Но Молчальник, казалось, ее не слышал.
— Тоон, — повторила она, — не надо, я, твоя мать, запрещаю тебе это делать. Дай я смою кровь и приложу бальзам к этим ужасным ранам.
Она стала торопливо готовить бальзам и греть воду в чаше для мытья рук, а Тоон, не переставая, стонал и всхлипывал. И в отчаянии рвал на себе волосы и бороду.
И сир Руль, глядя на него, сказал:
— Когда мужчина плачет, — это стыд, который можно смыть только кровью. А твой стыд ничем не смыть. Галевин — колдун. Дерзкий, чего ради ты вздумал идти в тот замок и напасть на Непобедимого?
— Ах, мессир, — сказала дама Гонда, — не будьте так строги к Молчальнику, он выказал прекрасное мужество, пожелав отомстить Злонравному за Анну-Ми.
— Да, — отвечал сир Руль, — хорошо мужество, которое навлекло на нас такой позор!
— Расскажи, Тоон, — сказала мать, — расскажи отцу все, как было, чтобы доказать, что ты достойный его сын.

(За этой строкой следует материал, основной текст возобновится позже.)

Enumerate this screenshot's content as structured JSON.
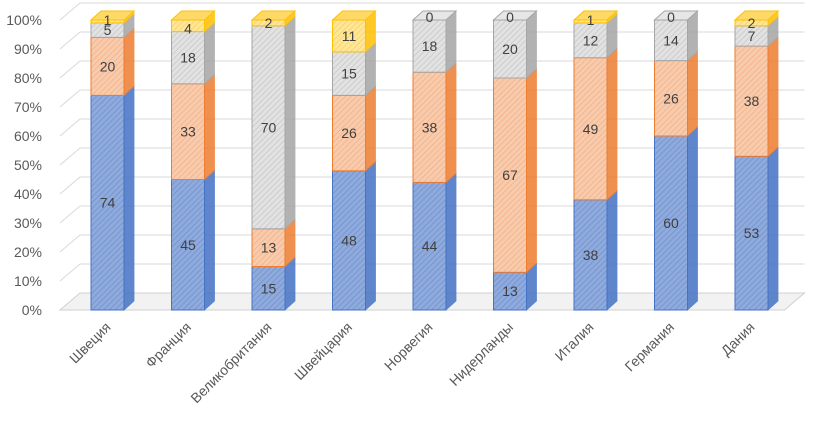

— Пусть говорит! — сказал отец.
— Сеньор мой отец, — начал Молчальник, всхлипывая и запинаясь на каждом слове. — Анна-Ми повешена. Сиверт Галевин стоял у виселицы. Он смеялся. Я бросился на него и начертал копьем крест у него на животе, чтобы разрушить злые чары, но он непобедим. Он засмеялся и сказал: «Я возьму и Махтельт». Я пырнул его ножом, но лезвие не вошло в его тело. Он опять засмеялся и сказал: «Я не люблю щекотки. Убирайся!» Я не ушел. Я разил его и ножом и копьем. Тщетно! Он смеялся. Потом сказал: «Убирайся!» Но я не мог. Тогда он ударил меня копьем в шею и грудь, а рукоятью — по спине, как простого мужика. Он смеялся. От его ударов я потерял сознание. Сеньор мой отец, он избил меня, как простого мужика, а я ничего не мог поделать.
Выслушав рассказ Тоона, прерываемый тяжкими стонами, и видя, как его мучает горький стыд, сир Руль сменил гнев на милость и уже не винил сына в самонадеянности.
Приготовив бальзам и согрев воду, госпожа Гонда принялась лечить раны Молчальника, особенно старательно самую большую — на шее.
Махтельт не проронила ни слезинки. Подойдя к отцу и матери за благословением, она рано ушла спать.
И долго, не произнося ни слова, сидели втроем у очага отец, мать и сын. Молчальник стонал, не в силах примириться со своим поражением, мать плакала и молилась, а отец, удрученный позором и горем, сидел, закрыв лицо руками.
Перед сном Махтельт тихо помолилась богу, и лицо у нее было гневное и строгое.
И, раздевшись, она легла в постель и ногтями впивалась себе в грудь, точно ей трудно было дышать.
Дыхание ее было хриплым, как последний стон умирающего.
Ибо ее терзала безутешная и горькая скорбь.
И все же она не плакала.
И Махтельт слушала, как сильный ветер, предвестник снега, поднимался над лесом и бушевал, словно вода, прибывающая во время ливней.
Ветер швырял в оконные стекла сухие листья и сломанные ветки, и казалось, будто в окошко когтями скребется покойник. И ветер уныло выл и свистел в трубе.
И скорбящая дева мысленно видела бедное тело Анны-Ми, исклеванное воронами на Виселичном поле; думала она и о поруганной чести своего храброго брата и о пятнадцати несчастных девушках, загубленных Злонравным. Но она не плакала.
Ибо от боли, тоски и жгучей жажды мести слезы иссякли у нее в груди.